Hello, Steemit! My name is Kyle. I live at Dancing Rabbit ecovillage in northeastern Missouri, and I should be plastering my house right now.
I dig living at an ecovillage. My neighbors are fun, friendly, committed people. It's beautiful-- prairie and gardens and pastures surrounding. The cost of living is real low (I lease my lot for about $50 per month (but own the house)). It's an amazing place to learn traditional building techniques. When I have questions about how to make oak shakes, chisel out a timberframe joint (both pictured below), or how much cattail fluff to put in my plaster, I consult my more knowledgeable neighbors as often as the internet. Building your own house with natural materials and growing lots of your own food is rewarding. It's a nice place to live.
Just because I make shingles in my long johns doesn't mean I'm above using a tractor to timberframe...
I started my house four years ago, and it still doesn't have a floor.
To be fair, I did give it a foundation, and walls, and a roof, all in the summer of 2012. I used clay from the foundation and sand from the local quarry for the walls. The featured picture window was being thrown out from someone I knew. The rafters are trees I cut from the ditch nearby. I like my house. It's purdy. But it's been taking me the meantime to give it the finishing touches. The floor is still dust. And the plaster won't be finished until at least tomorrow, because I'm writing this post instead.
Oh, channel Five, how lovely of you to drop by!
This is a major challenge about life here. There are distractions.
Our lives are very much on display. We have a public tour every other Saturday. There are occasionally privately managed workshops which might teach people how to build a pizza oven or implement basic principles of permaculture in their lives. We have five visitor programs over the course of the summer (next year it will be six), which each last three weeks. In true poetry, about ten minutes after I started writing this post, a local news crew started shooting footage immediately outside my front door. One of the questions that the membership committee asks people when they move here is, "How do you feel about living in a fish bowl?" I don't mind living in a fish bowl, but it takes a lot of time. These visitors need tour guides, cooks, instructors. My kitchen co-op and subcommunity, the Critter Collective, recently built a pretty large summer kitchen-- not because we don't need a place to eat in the winter (which we don't have), but because summer is the season when we can feed upwards of 100 visitors and guests.
The Critter Summer Kitchen during construction
I don't have any delusions that what I do on a daily basis will derail climate change, or that the lifestyle I'm leading is for everyone. And that's why I can reconcile living with the distractions that come from exposure to the public eye.
The notion of influencing the world by personally connecting with people and sharing my (somewhat) radical way of living appeals to me. I like the idea that I can model some drastic alternatives to ecologically destructive elements of the wider consumer culture, and that by sharing this experience with others, they might find inspiration to make changes in their own lives. Or at least, I hope to inspire others to consider the planet and the life it supports in a fresh light.
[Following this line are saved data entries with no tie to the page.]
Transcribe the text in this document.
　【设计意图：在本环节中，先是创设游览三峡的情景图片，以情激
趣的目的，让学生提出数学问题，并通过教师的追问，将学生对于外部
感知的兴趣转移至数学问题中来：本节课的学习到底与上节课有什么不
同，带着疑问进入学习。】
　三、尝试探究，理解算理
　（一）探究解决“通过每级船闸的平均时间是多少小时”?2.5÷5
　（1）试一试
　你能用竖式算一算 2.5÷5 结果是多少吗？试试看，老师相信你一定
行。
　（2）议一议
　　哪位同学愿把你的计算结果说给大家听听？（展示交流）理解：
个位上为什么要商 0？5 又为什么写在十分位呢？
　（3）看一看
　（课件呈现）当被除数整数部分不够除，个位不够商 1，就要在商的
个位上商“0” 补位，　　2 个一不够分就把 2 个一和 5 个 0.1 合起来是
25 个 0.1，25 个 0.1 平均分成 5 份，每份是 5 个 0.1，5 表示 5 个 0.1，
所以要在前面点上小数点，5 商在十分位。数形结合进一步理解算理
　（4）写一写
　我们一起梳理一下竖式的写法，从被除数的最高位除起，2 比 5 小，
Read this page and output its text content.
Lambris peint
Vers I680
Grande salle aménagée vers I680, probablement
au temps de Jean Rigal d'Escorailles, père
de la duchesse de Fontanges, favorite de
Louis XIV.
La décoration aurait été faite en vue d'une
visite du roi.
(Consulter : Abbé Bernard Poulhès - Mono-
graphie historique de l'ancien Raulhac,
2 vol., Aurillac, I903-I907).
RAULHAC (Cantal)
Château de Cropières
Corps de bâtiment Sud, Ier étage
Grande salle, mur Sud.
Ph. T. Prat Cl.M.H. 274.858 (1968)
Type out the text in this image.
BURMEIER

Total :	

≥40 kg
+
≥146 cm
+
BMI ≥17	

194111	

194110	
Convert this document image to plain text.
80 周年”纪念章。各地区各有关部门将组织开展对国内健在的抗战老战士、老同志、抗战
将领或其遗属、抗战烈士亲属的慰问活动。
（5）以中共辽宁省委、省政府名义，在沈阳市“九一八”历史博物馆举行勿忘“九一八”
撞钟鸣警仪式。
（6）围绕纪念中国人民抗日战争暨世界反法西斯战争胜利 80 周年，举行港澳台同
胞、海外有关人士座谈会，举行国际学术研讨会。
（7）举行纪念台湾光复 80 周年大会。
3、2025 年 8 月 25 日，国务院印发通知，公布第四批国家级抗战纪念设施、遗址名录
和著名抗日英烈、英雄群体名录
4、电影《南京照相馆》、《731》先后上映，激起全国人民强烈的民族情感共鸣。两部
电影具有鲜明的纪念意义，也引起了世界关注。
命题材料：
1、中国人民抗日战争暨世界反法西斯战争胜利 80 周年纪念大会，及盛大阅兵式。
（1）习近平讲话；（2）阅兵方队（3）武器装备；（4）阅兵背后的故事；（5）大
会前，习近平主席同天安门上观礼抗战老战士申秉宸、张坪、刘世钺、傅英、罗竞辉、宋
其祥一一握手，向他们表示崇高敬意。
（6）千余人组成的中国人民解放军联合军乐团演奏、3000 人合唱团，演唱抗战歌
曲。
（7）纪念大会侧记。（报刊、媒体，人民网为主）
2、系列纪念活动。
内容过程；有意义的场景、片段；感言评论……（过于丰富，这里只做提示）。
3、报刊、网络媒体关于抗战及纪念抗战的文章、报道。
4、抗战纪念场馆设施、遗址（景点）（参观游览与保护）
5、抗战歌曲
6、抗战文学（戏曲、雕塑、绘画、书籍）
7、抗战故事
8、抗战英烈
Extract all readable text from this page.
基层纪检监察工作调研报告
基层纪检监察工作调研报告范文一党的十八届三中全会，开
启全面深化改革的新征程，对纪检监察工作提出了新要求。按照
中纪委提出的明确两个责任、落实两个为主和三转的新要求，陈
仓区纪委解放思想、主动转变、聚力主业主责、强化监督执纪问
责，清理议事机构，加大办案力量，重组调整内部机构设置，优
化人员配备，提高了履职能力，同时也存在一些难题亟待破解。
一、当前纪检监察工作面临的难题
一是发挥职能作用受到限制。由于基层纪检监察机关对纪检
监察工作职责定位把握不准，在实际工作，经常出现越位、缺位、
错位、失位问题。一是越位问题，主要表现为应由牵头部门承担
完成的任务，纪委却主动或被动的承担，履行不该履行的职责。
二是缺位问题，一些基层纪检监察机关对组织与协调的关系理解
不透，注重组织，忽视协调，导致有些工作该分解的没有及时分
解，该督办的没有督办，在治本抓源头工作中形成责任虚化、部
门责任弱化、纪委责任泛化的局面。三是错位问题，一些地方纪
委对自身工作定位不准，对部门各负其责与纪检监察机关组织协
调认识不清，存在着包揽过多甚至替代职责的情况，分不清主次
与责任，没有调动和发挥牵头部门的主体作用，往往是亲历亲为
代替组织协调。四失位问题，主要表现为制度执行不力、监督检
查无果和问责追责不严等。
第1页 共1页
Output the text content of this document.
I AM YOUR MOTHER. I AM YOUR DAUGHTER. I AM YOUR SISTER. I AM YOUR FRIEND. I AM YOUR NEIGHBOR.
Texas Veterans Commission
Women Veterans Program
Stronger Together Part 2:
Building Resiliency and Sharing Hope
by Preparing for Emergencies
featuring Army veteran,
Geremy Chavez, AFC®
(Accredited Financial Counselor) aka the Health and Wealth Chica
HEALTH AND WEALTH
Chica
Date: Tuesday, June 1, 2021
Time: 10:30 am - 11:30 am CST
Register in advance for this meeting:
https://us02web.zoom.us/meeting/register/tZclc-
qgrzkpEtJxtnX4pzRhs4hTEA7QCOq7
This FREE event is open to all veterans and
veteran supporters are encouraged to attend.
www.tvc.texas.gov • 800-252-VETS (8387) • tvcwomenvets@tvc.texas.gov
Rent the Gnome Dome-- with Steem Dollars
So that's why I'm writing this introduction instead of working outside. I want to increase awareness of the different models we're exploring. But what's more, I think our alternative community is a fertile spawning ground for alternative currencies like Steem.
We're already familiar with how subjective and elusive the concept of wealth can be, and we have both a deeper scrutiny and more open perception of how value is assigned. My neighbor @nathanbrown has been doing a great job pioneering and curating our own local, virtual currency here at Dancing Rabbit; we're not new to the idea of alternate currencies (not to mention that old concept called barter and trade...). He's hosting @stellabelle when she visits Dancing Rabbit to talk about the potential of Steemit here at the ecovillage, and he was wondering if I could give her lodging in the Gnome Dome (a hobbit hole guest room I developed when I first moved to Dancing Rabbit). I love seeing guests find joy (or perplexed wonder) in their interactions with the Gnome Dome, so I was pleased to say yes (I'll be accepting Steem dollars as payment). My hope is that everyone who comes witness our little corner of the world will be inspired to live more simply, or at least find beauty in the natural elements of the living spaces I'm trying to create. Please leave me a comment if you have further interest in using Steem Dollars to rent the Gnome Dome, or if I you'd like to peer deeper into the fishbowl of Dancing Rabbit.
Now if you'll excuse me, I need to go outside and smear mud on my walls.